First Impressions
Daffy's Gin comes from Edinburgh, but the spirit behind it is patience. Where most gins are distilled in around four hours, Daffy's undergoes a remarkable 9.5-hour distillation in an ancient copper pot whisky still — more than twice the industry standard. The slower process allows for a gentler extraction of botanical oils, and the distillers believe the resulting spirit has a smoothness and depth that faster methods cannot achieve. It is a conviction worth testing.

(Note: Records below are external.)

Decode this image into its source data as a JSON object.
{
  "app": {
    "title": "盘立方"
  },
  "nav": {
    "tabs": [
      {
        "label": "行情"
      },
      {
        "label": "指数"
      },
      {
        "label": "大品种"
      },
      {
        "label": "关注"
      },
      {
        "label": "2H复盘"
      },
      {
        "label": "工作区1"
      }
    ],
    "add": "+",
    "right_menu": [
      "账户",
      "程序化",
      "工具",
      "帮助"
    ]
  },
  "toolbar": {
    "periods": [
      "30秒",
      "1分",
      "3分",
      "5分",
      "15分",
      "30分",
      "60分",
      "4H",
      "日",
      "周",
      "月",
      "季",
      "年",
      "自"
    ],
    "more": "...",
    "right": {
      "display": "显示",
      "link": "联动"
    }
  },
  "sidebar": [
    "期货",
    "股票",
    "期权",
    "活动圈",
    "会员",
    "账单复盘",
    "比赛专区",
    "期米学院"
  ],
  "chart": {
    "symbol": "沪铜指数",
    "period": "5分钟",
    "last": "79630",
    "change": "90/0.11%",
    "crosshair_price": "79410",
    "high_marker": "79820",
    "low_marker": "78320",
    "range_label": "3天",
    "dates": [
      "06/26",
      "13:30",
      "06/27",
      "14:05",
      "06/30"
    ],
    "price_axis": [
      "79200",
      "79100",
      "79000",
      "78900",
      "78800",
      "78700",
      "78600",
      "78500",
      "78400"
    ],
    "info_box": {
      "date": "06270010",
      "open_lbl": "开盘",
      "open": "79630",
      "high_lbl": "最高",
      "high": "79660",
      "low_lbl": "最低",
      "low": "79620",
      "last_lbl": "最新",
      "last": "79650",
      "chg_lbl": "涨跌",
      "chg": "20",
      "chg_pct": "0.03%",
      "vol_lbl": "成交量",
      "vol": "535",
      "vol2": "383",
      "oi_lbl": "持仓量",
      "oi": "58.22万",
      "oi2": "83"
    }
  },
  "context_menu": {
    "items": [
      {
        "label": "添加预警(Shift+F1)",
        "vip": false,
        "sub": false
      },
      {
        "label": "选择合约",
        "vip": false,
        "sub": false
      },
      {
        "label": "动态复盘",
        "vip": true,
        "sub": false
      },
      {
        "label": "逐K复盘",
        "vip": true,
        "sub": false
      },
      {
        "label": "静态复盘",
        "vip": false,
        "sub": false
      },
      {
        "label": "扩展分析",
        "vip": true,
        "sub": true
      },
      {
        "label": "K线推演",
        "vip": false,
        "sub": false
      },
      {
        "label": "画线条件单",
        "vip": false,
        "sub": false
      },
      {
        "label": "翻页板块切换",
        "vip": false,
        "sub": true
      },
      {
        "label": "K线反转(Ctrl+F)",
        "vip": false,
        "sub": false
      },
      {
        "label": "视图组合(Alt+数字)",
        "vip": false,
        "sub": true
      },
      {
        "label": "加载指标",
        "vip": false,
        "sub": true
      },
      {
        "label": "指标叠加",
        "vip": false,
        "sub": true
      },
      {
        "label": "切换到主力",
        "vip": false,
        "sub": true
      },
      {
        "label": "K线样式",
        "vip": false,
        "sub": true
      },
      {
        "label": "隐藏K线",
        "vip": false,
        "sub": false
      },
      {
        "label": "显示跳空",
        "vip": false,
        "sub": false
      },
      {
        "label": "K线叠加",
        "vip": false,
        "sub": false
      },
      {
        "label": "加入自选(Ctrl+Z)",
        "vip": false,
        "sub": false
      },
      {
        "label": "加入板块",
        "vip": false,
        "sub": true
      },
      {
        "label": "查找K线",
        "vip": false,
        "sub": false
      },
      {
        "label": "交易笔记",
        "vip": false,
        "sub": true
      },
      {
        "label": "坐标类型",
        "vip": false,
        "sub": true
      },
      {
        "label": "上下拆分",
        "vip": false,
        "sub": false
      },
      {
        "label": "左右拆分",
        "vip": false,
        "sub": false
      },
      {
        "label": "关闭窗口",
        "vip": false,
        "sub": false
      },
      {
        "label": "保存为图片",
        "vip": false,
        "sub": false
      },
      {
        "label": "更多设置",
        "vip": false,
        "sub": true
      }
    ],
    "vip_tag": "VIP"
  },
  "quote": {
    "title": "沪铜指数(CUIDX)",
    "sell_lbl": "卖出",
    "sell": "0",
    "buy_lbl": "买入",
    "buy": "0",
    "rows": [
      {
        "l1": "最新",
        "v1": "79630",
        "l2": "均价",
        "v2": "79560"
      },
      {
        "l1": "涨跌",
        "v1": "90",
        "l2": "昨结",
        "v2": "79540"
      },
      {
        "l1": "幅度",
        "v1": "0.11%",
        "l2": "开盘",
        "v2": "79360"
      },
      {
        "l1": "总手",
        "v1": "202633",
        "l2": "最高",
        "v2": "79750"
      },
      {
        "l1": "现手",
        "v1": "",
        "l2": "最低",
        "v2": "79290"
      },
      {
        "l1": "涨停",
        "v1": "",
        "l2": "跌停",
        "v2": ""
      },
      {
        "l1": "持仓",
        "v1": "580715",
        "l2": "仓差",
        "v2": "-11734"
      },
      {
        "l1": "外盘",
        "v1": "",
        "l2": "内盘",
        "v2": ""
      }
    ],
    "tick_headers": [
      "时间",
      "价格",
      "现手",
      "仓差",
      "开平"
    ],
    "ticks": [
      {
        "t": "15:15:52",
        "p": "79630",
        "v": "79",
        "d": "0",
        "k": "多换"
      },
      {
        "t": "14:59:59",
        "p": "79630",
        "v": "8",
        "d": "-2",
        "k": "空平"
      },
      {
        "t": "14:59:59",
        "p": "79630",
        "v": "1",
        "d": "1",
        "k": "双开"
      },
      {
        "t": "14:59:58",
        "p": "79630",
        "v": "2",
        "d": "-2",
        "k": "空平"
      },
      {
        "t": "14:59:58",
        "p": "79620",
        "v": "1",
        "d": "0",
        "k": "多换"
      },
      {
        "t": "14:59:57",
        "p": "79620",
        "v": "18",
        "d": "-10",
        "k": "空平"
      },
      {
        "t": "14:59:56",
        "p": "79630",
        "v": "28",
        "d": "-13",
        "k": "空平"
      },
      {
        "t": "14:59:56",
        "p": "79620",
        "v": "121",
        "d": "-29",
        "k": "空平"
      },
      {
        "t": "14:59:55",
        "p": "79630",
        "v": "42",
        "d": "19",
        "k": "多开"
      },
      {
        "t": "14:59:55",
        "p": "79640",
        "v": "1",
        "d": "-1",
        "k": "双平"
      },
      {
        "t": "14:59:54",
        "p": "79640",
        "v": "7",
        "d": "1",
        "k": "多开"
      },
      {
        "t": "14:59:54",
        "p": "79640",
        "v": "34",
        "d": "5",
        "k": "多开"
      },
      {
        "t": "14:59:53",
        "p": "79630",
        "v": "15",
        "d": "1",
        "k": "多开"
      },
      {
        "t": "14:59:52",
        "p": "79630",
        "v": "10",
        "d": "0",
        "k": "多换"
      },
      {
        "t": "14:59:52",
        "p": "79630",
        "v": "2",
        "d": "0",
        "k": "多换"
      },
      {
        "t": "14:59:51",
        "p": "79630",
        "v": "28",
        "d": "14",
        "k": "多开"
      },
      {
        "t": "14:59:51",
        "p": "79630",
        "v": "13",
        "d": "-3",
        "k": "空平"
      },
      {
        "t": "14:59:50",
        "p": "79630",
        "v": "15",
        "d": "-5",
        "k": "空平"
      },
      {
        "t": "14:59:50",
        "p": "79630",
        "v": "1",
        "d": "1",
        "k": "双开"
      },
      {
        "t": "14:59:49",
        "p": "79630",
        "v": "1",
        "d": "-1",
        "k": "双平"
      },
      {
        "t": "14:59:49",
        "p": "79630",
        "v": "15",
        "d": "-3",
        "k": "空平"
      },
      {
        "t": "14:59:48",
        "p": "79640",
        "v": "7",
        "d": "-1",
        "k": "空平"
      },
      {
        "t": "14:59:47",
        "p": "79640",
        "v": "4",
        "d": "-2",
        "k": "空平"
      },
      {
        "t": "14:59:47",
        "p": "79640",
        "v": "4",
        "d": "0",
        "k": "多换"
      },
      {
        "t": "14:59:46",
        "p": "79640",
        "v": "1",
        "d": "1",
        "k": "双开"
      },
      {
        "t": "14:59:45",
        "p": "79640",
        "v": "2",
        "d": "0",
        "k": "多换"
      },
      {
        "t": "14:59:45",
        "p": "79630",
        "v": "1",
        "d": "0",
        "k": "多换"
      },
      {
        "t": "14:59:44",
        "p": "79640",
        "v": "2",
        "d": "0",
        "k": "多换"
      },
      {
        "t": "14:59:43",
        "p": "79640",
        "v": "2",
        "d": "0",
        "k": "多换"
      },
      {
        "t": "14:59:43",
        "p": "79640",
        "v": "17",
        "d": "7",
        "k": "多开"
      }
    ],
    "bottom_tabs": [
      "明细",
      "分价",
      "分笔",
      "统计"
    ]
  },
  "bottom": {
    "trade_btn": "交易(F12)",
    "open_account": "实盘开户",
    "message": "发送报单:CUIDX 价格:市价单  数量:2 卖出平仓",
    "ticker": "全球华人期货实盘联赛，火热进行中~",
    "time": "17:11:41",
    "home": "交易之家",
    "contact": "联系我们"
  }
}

Eight botanicals, a very specific 43.4% ABV (the precise point the distillers deemed optimal), and a commitment to small-batch production make Daffy's a gin that takes its craft seriously without being humourless about it — the name, after all, is an invitation not to take yourself too seriously.
The Distillery
Strathmashie Distillery produces Daffy's in Edinburgh, using a copper pot still that was originally designed for whisky production. The botanical bill comprises eight ingredients: juniper, Lebanese mint, coriander, angelica root, lemon peel, orange peel, cassia bark, and orris root. The Lebanese mint is the most distinctive inclusion — a variety that brings a cleaner, more refined mintiness than peppermint or spearmint, contributing freshness without overwhelming the other botanicals.
The slow distillation process means each batch takes the best part of a working day to complete, and the distillers monitor the spirit cut with particular care, collecting only the heart of the run where the botanical expression is most balanced.
Tasting
The nose announces Daffy's most distinctive characteristic immediately: pronounced woody and nutty angelica root — an unusual botanical to lead with, but here it works beautifully. Coriander seed spice provides warmth, and floral eucalyptus pine from the juniper adds a fresh, resinous quality. There are hints of toffee and caramel that suggest the long distillation has allowed the spirit to develop flavours that faster processes might miss. It is a complex, layered nose that rewards attention.
On the palate, the gin is dry and resinous. Piney juniper leads with authority, but the juniper here is more refined than aggressive — the slow distillation has softened its edges. Zesty citrus from the lemon and orange peels provides brightness, while cassia and coriander seed spice contribute warmth and complexity. The underlying minty quality from the Lebanese mint is subtle but present — a cooling freshness that lifts the palate and prevents the dry, resinous character from becoming heavy. At 43.4%, the mouthfeel is clean and smooth, with enough body to carry the botanical complexity.
The finish is long and dry, with the nutty angelica root reasserting itself in the aftertaste alongside warm, slightly toffee-like notes. It is a satisfying, contemplative finish that lingers without outstaying its welcome — the kind of finish that makes you want to sip slowly rather than gulp.
How to Drink It
The minty freshness and nutty depth make Daffy's an excellent gin for a G&T with Fever-Tree Indian Tonic and a sprig of fresh mint — the garnish amplifies the Lebanese mint botanical and creates a drink of wonderful freshness. For a twist, try it with Mediterranean tonic and a thin slice of apple, which brings out the toffee notes.
In cocktails, the slow-distilled smoothness makes it a superb Martini gin — the nutty angelica and dry juniper create a drink of real sophistication. The mint also makes Daffy's an inspired choice for a Southside cocktail, where the gin's own mint harmonises with the fresh mint in the recipe.
The Bottom Line
Daffy's earns an 8 for demonstrating that patience in distillation genuinely translates to quality in the glass. The 9.5-hour process produces a gin with a smoothness, depth, and nutty complexity that faster distillations cannot match, and the Lebanese mint is a subtle but effective point of distinction. At around £35, it represents excellent value for a craft gin of this quality, and the very specific 43.4% ABV speaks to a distillery that sweats the details. This is a gin made by people who believe the extra hours are worth it — and they are absolutely right.